Hi.  Yes, the bottle looks exactly like the one you posted in the link you provided.  The white lettering is a bit more faded however.  Thank you!


----------



## RCO (Sep 14, 2017)

CanadianBottles said:


> Does it look like this? https://opeongosprings.ca/family-cabin-weekend/#jp-carousel-533
> They definitely aren't a common find.  I can't remember ever seeing one before.



I've only seen it online before ( when one came up for sale ) and can't recall seeing it at an antique stores or bottle shows , but its not a bottle I was really looking for .


----------



## RCO (Sep 14, 2017)

little_bit said:


> Hi.  Yes, the bottle looks exactly like the one you posted in the link you provided.  The white lettering is a bit more faded however.  Thank you!




did you have any other bottles from Ontario ? or Renfrew area , how did you come across the bottle or bottles ?


----------



## little_bit (Sep 15, 2017)

RCO said:


> did you have any other bottles from Ontario ? or Renfrew area , how did you come across the bottle or bottles ?




Hi.  My mother has loads of bottles in her barn that she has been collecting for years.  Most of them she has just found.  I am sure we have lots from ontario!


----------



## BillHaddo (Mar 2, 2021)

little_bit said:


> Hi.
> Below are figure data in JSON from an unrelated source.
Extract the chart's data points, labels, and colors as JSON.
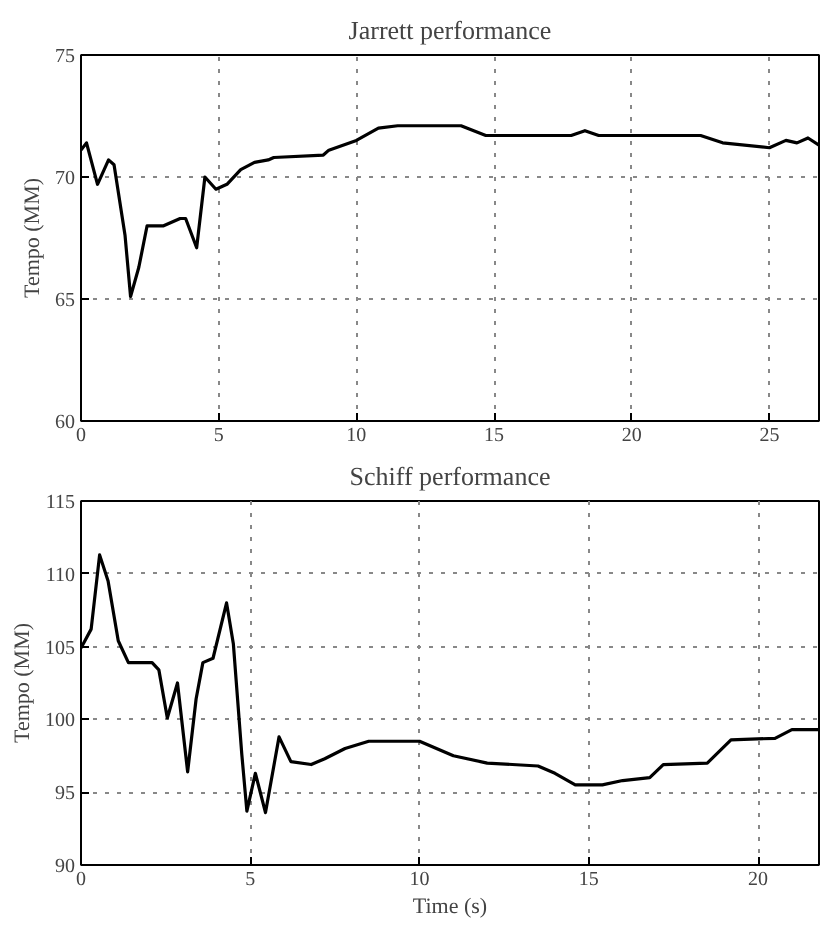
{
  "chart_data": [
    {
      "type": "line",
      "title": "Jarrett performance",
      "ylabel": "Tempo (MM)",
      "xlim": [
        0,
        26.8
      ],
      "ylim": [
        60,
        75
      ],
      "xticks": [
        0,
        5,
        10,
        15,
        20,
        25
      ],
      "yticks": [
        60,
        65,
        70,
        75
      ],
      "grid": true,
      "line_style": "solid",
      "marker": "none",
      "series": [
        {
          "color": "#000000",
          "x": [
            0,
            0.2,
            0.6,
            1.0,
            1.2,
            1.6,
            1.8,
            2.1,
            2.4,
            3.0,
            3.6,
            3.8,
            4.2,
            4.5,
            4.9,
            5.3,
            5.8,
            6.3,
            6.8,
            7.0,
            8.8,
            9.0,
            10,
            10.8,
            11.5,
            13.8,
            14.7,
            17.8,
            18.3,
            18.8,
            22.5,
            23.3,
            25.0,
            25.6,
            26.0,
            26.4,
            26.8
          ],
          "values": [
            71.1,
            71.4,
            69.7,
            70.7,
            70.5,
            67.6,
            65.1,
            66.3,
            68.0,
            68.0,
            68.3,
            68.3,
            67.1,
            70.0,
            69.5,
            69.7,
            70.3,
            70.6,
            70.7,
            70.8,
            70.9,
            71.1,
            71.5,
            72.0,
            72.1,
            72.1,
            71.7,
            71.7,
            71.9,
            71.7,
            71.7,
            71.4,
            71.2,
            71.5,
            71.4,
            71.6,
            71.3
          ]
        }
      ]
    },
    {
      "type": "line",
      "title": "Schiff performance",
      "xlabel": "Time (s)",
      "ylabel": "Tempo (MM)",
      "xlim": [
        0,
        21.8
      ],
      "ylim": [
        90,
        115
      ],
      "xticks": [
        0,
        5,
        10,
        15,
        20
      ],
      "yticks": [
        90,
        95,
        100,
        105,
        110,
        115
      ],
      "grid": true,
      "line_style": "solid",
      "marker": "none",
      "series": [
        {
          "color": "#000000",
          "x": [
            0,
            0.3,
            0.55,
            0.8,
            1.1,
            1.4,
            2.1,
            2.3,
            2.55,
            2.85,
            3.15,
            3.4,
            3.6,
            3.9,
            4.3,
            4.5,
            4.75,
            4.9,
            5.15,
            5.45,
            5.85,
            6.2,
            6.8,
            7.2,
            7.8,
            8.5,
            10,
            11,
            12,
            13.5,
            14,
            14.6,
            15.4,
            16,
            16.8,
            17.2,
            18.5,
            19.2,
            20.5,
            21,
            21.8
          ],
          "values": [
            104.9,
            106.2,
            111.3,
            109.5,
            105.4,
            103.9,
            103.9,
            103.4,
            100.1,
            102.5,
            96.4,
            101.4,
            103.9,
            104.2,
            108.0,
            105.2,
            97.6,
            93.7,
            96.3,
            93.6,
            98.8,
            97.1,
            96.9,
            97.3,
            98.0,
            98.5,
            98.5,
            97.5,
            97.0,
            96.8,
            96.3,
            95.5,
            95.5,
            95.8,
            96.0,
            96.9,
            97.0,
            98.6,
            98.7,
            99.3,
            99.3
          ]
        }
      ]
    }
  ]
}
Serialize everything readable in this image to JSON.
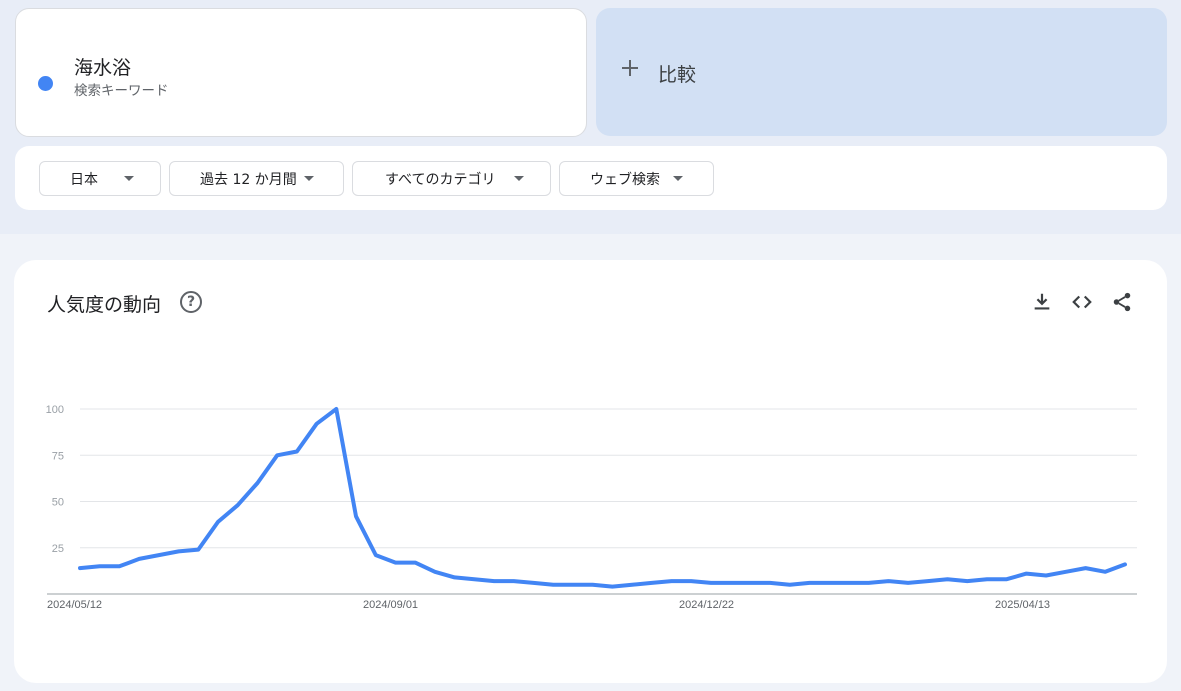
{
  "term": {
    "name": "海水浴",
    "type_label": "検索キーワード",
    "color": "#4285f4"
  },
  "compare": {
    "label": "比較"
  },
  "filters": [
    {
      "label": "日本"
    },
    {
      "label": "過去 12 か月間"
    },
    {
      "label": "すべてのカテゴリ"
    },
    {
      "label": "ウェブ検索"
    }
  ],
  "chart": {
    "title": "人気度の動向",
    "icons": [
      "help-icon",
      "download-icon",
      "embed-code-icon",
      "share-icon"
    ]
  },
  "chart_data": {
    "type": "line",
    "title": "",
    "xlabel": "",
    "ylabel": "",
    "ylim": [
      0,
      100
    ],
    "yticks": [
      25,
      50,
      75,
      100
    ],
    "grid": true,
    "x_tick_labels": [
      "2024/05/12",
      "2024/09/01",
      "2024/12/22",
      "2025/04/13"
    ],
    "series": [
      {
        "color": "#4285f4",
        "values": [
          14,
          15,
          15,
          19,
          21,
          23,
          24,
          39,
          48,
          60,
          75,
          77,
          92,
          100,
          42,
          21,
          17,
          17,
          12,
          9,
          8,
          7,
          7,
          6,
          5,
          5,
          5,
          4,
          5,
          6,
          7,
          7,
          6,
          6,
          6,
          6,
          5,
          6,
          6,
          6,
          6,
          7,
          6,
          7,
          8,
          7,
          8,
          8,
          11,
          10,
          12,
          14,
          12,
          16
        ]
      }
    ]
  }
}
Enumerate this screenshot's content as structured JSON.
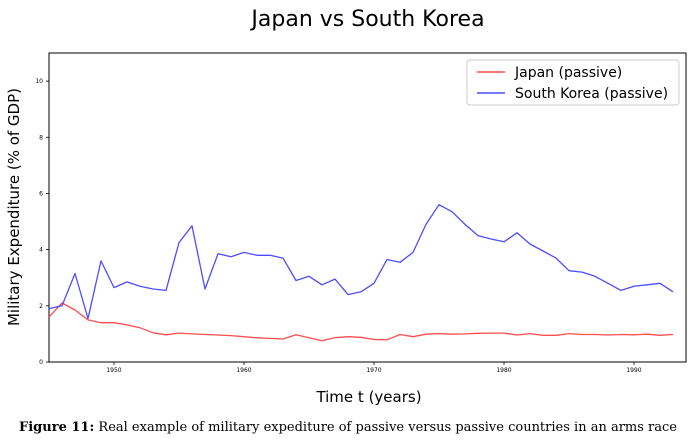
{
  "caption": {
    "label": "Figure 11:",
    "text": "Real example of military expediture of passive versus passive countries in an arms race"
  },
  "chart_data": {
    "type": "line",
    "title": "Japan vs South Korea",
    "xlabel": "Time t (years)",
    "ylabel": "Military Expenditure (% of GDP)",
    "xlim": [
      1945,
      1994
    ],
    "ylim": [
      0,
      11
    ],
    "xticks": [
      1950,
      1960,
      1970,
      1980,
      1990
    ],
    "yticks": [
      0,
      2,
      4,
      6,
      8,
      10
    ],
    "grid": false,
    "legend_position": "top-right",
    "series": [
      {
        "name": "Japan (passive)",
        "color": "#ff4d4d",
        "x": [
          1945,
          1946,
          1947,
          1948,
          1949,
          1950,
          1951,
          1952,
          1953,
          1954,
          1955,
          1956,
          1957,
          1958,
          1959,
          1960,
          1961,
          1962,
          1963,
          1964,
          1965,
          1966,
          1967,
          1968,
          1969,
          1970,
          1971,
          1972,
          1973,
          1974,
          1975,
          1976,
          1977,
          1978,
          1979,
          1980,
          1981,
          1982,
          1983,
          1984,
          1985,
          1986,
          1987,
          1988,
          1989,
          1990,
          1991,
          1992,
          1993
        ],
        "y": [
          1.6,
          2.1,
          1.85,
          1.5,
          1.4,
          1.4,
          1.32,
          1.22,
          1.04,
          0.97,
          1.03,
          1.0,
          0.98,
          0.96,
          0.94,
          0.9,
          0.86,
          0.84,
          0.82,
          0.97,
          0.86,
          0.76,
          0.87,
          0.9,
          0.88,
          0.8,
          0.79,
          0.98,
          0.9,
          0.99,
          1.01,
          0.99,
          1.0,
          1.02,
          1.03,
          1.03,
          0.96,
          1.01,
          0.95,
          0.95,
          1.01,
          0.98,
          0.98,
          0.96,
          0.98,
          0.97,
          0.99,
          0.95,
          0.98
        ]
      },
      {
        "name": "South Korea (passive)",
        "color": "#4d4dff",
        "x": [
          1945,
          1946,
          1947,
          1948,
          1949,
          1950,
          1951,
          1952,
          1953,
          1954,
          1955,
          1956,
          1957,
          1958,
          1959,
          1960,
          1961,
          1962,
          1963,
          1964,
          1965,
          1966,
          1967,
          1968,
          1969,
          1970,
          1971,
          1972,
          1973,
          1974,
          1975,
          1976,
          1977,
          1978,
          1979,
          1980,
          1981,
          1982,
          1983,
          1984,
          1985,
          1986,
          1987,
          1988,
          1989,
          1990,
          1991,
          1992,
          1993
        ],
        "y": [
          1.9,
          2.0,
          3.15,
          1.55,
          3.6,
          2.65,
          2.85,
          2.7,
          2.6,
          2.55,
          4.25,
          4.85,
          2.6,
          3.85,
          3.75,
          3.9,
          3.8,
          3.8,
          3.7,
          2.9,
          3.05,
          2.75,
          2.95,
          2.4,
          2.5,
          2.8,
          3.65,
          3.55,
          3.9,
          4.9,
          5.6,
          5.35,
          4.9,
          4.5,
          4.38,
          4.28,
          4.6,
          4.2,
          3.95,
          3.7,
          3.25,
          3.2,
          3.05,
          2.8,
          2.55,
          2.7,
          2.75,
          2.8,
          2.5
        ]
      }
    ]
  }
}
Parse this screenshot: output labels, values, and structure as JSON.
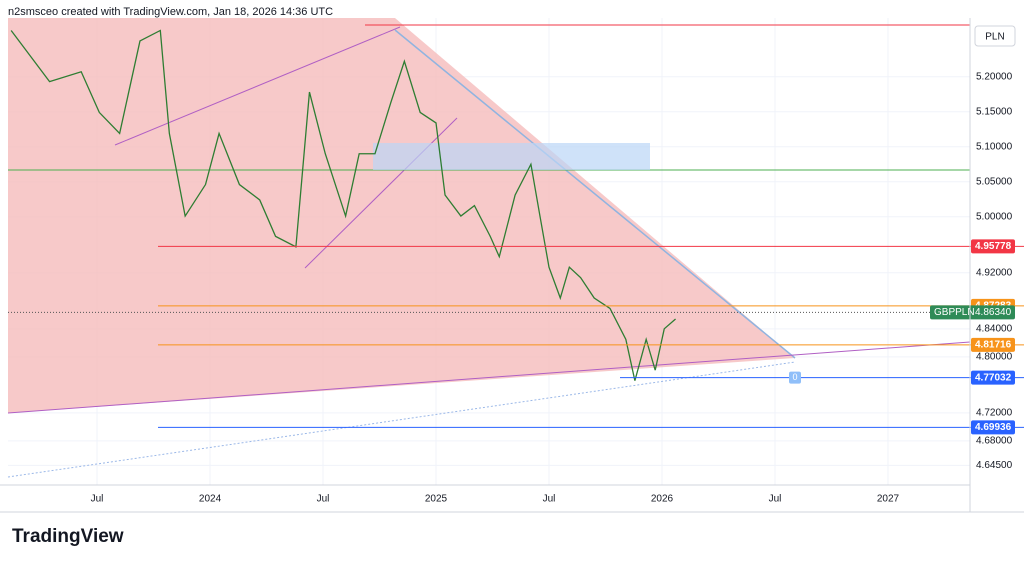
{
  "header": "n2smsceo created with TradingView.com, Jan 18, 2026 14:36 UTC",
  "brand": "TradingView",
  "chart_data": {
    "type": "line",
    "currency": "PLN",
    "symbol": "GBPPLN",
    "series": [
      {
        "name": "GBPPLN",
        "color": "#2e7d32",
        "x": [
          2023.12,
          2023.29,
          2023.43,
          2023.51,
          2023.6,
          2023.69,
          2023.78,
          2023.82,
          2023.89,
          2023.98,
          2024.04,
          2024.13,
          2024.22,
          2024.29,
          2024.38,
          2024.44,
          2024.51,
          2024.6,
          2024.66,
          2024.73,
          2024.8,
          2024.86,
          2024.93,
          2025.0,
          2025.04,
          2025.11,
          2025.17,
          2025.24,
          2025.28,
          2025.35,
          2025.42,
          2025.46,
          2025.5,
          2025.55,
          2025.59,
          2025.64,
          2025.7,
          2025.77,
          2025.84,
          2025.88,
          2025.93,
          2025.97,
          2026.01,
          2026.06
        ],
        "values": [
          5.266,
          5.193,
          5.207,
          5.149,
          5.119,
          5.251,
          5.266,
          5.119,
          5.001,
          5.046,
          5.119,
          5.046,
          5.024,
          4.972,
          4.957,
          5.178,
          5.09,
          5.001,
          5.09,
          5.09,
          5.163,
          5.222,
          5.149,
          5.134,
          5.031,
          5.001,
          5.016,
          4.972,
          4.943,
          5.031,
          5.075,
          5.001,
          4.928,
          4.884,
          4.928,
          4.913,
          4.884,
          4.869,
          4.825,
          4.766,
          4.825,
          4.781,
          4.84,
          4.854
        ]
      }
    ],
    "last_price": {
      "value": 4.8634,
      "value_label": "4.86340"
    },
    "levels": {
      "values": [
        4.95778,
        4.87283,
        4.81716,
        4.77032,
        4.69936
      ],
      "colors": [
        "#f23645",
        "#f7931a",
        "#f7931a",
        "#2962ff",
        "#2962ff"
      ]
    },
    "xlim": [
      2023.106,
      2027.363
    ],
    "xticks": [
      {
        "value": 2023.5,
        "label": "Jul"
      },
      2024,
      {
        "value": 2024.5,
        "label": "Jul"
      },
      2025,
      {
        "value": 2025.5,
        "label": "Jul"
      },
      2026,
      {
        "value": 2026.5,
        "label": "Jul"
      },
      2027
    ],
    "ylim": [
      4.617,
      5.2838
    ],
    "yticks": [
      {
        "value": 5.2,
        "label": "5.20000"
      },
      {
        "value": 5.15,
        "label": "5.15000"
      },
      {
        "value": 5.1,
        "label": "5.10000"
      },
      {
        "value": 5.05,
        "label": "5.05000"
      },
      {
        "value": 5.0,
        "label": "5.00000"
      },
      {
        "value": 4.92,
        "label": "4.92000"
      },
      {
        "value": 4.84,
        "label": "4.84000"
      },
      {
        "value": 4.8,
        "label": "4.80000"
      },
      {
        "value": 4.72,
        "label": "4.72000"
      },
      {
        "value": 4.68,
        "label": "4.68000"
      },
      {
        "value": 4.645,
        "label": "4.64500"
      }
    ],
    "grid": true,
    "marker": "0"
  }
}
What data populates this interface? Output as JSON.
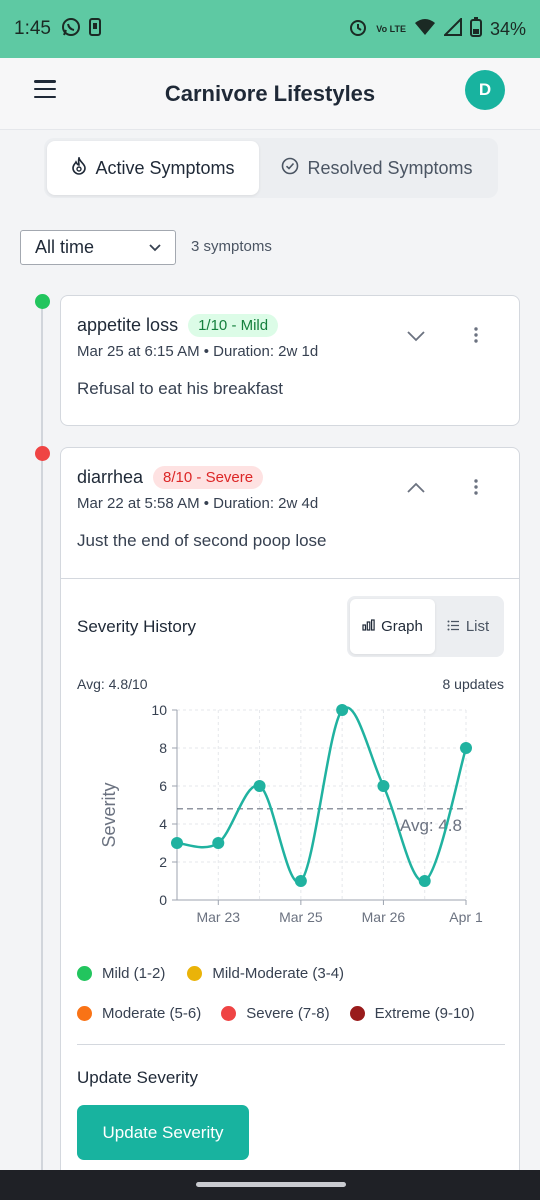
{
  "status_bar": {
    "time": "1:45",
    "lte": "Vo LTE",
    "battery": "34%"
  },
  "header": {
    "title": "Carnivore Lifestyles",
    "avatar_initial": "D"
  },
  "tabs": [
    {
      "label": "Active Symptoms",
      "active": true
    },
    {
      "label": "Resolved Symptoms",
      "active": false
    }
  ],
  "filter": {
    "selected": "All time",
    "count_label": "3 symptoms"
  },
  "symptoms": [
    {
      "name": "appetite loss",
      "severity_badge": "1/10 - Mild",
      "meta": "Mar 25 at 6:15 AM • Duration: 2w 1d",
      "note": "Refusal to eat his breakfast",
      "expanded": false
    },
    {
      "name": "diarrhea",
      "severity_badge": "8/10 - Severe",
      "meta": "Mar 22 at 5:58 AM • Duration: 2w 4d",
      "note": "Just the end of second poop lose",
      "expanded": true
    }
  ],
  "severity_history": {
    "title": "Severity History",
    "view_toggle": [
      {
        "label": "Graph",
        "active": true
      },
      {
        "label": "List",
        "active": false
      }
    ],
    "avg_label": "Avg: 4.8/10",
    "updates_label": "8 updates"
  },
  "chart_data": {
    "type": "line",
    "ylabel": "Severity",
    "xlabel": "",
    "ylim": [
      0,
      10
    ],
    "yticks": [
      0,
      2,
      4,
      6,
      8,
      10
    ],
    "x_tick_labels": [
      "Mar 23",
      "Mar 25",
      "Mar 26",
      "Apr 1"
    ],
    "x_tick_positions": [
      1,
      3,
      5,
      7
    ],
    "x": [
      0,
      1,
      2,
      3,
      4,
      5,
      6,
      7
    ],
    "values": [
      3,
      3,
      6,
      1,
      10,
      6,
      1,
      8
    ],
    "average": 4.8,
    "average_label": "Avg: 4.8",
    "grid": true,
    "line_color": "#20b2a0"
  },
  "legend": [
    {
      "label": "Mild (1-2)",
      "color": "#22c55e"
    },
    {
      "label": "Mild-Moderate (3-4)",
      "color": "#eab308"
    },
    {
      "label": "Moderate (5-6)",
      "color": "#f97316"
    },
    {
      "label": "Severe (7-8)",
      "color": "#ef4444"
    },
    {
      "label": "Extreme (9-10)",
      "color": "#991b1b"
    }
  ],
  "update_severity": {
    "title": "Update Severity",
    "button_label": "Update Severity"
  },
  "colors": {
    "accent": "#18b39f",
    "status_bar": "#5ec9a3"
  }
}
My mother has loads of bottles in her barn that she has been collecting for years. Most of them she has just found. I am sure we have lots from ontario!


I know this is an old thread but I recently put together 3 Renfrew bottles that I have been able to find, I thought the duck hunting scene is something unusual and I have to thank fellow member JKL for the nice embossed bottles.

Sent from my SM-G960W using Tapatalk


----------



## BillHaddo (Mar 2, 2021)

Here's the photo.



Sent from my SM-G960W using Tapatalk


----------



## RCO (Mar 2, 2021)

BillHaddo said:


> I know this is an old thread but I recently put together 3 Renfrew bottles that I have been able to find, I thought the duck hunting scene is something unusual and I have to thank fellow member JKL for the nice embossed bottles.
> 
> Sent from my SM-G960W using Tapatalk



seen the duck hunter bottle before but never managed to get one , a few years ago it seemed to appear on ebay now and then but haven't seen one for a while 

have the OR Perry bottle its very similar to the Renfrew Bottling Works bottle I posted 

seen the ginger ale before but don't have one , I'd wonder if it originally had a paper label ?


----------



## BillHaddo (Mar 2, 2021)

RCO said:


> seen the duck hunter bottle before but never managed to get one , a few years ago it seemed to appear on ebay now and then but haven't seen one for a while
> 
> have the OR Perry bottle its very similar to the Renfrew Bottling Works bottle I posted
> 
> seen the ginger ale before but don't have one , I'd wonder if it originally had a paper label ?


Yes, it looks like they probably put a flavour label below the acl, it's taken me quite a while to find the duck hunter in good condition,I think the embossed bottle was filled possibly by a related company. 

Sent from my SM-G960W using Tapatalk


----------



## JKL (Mar 2, 2021)

BillHaddo said:


> Here's the photo.View attachment 220215
> 
> Sent from my SM-G960W using Tapatalk


The duck hunting bottle is fantastic.


----------



## RCO (Mar 2, 2021)

BillHaddo said:


> Yes, it looks like they probably put a flavour label below the acl, it's taken me quite a while to find the duck hunter in good condition,I think the embossed bottle was filled possibly by a related company.
> 
> Sent from my SM-G960W using Tapatalk




OR Perry is listed in book as Oscar Perry , not sure what his relation to the Renfrew bottling works was if any ? he started bottling around the 1910's and lasted until 1935 , so he was there before the Renfrew bottling works started


----------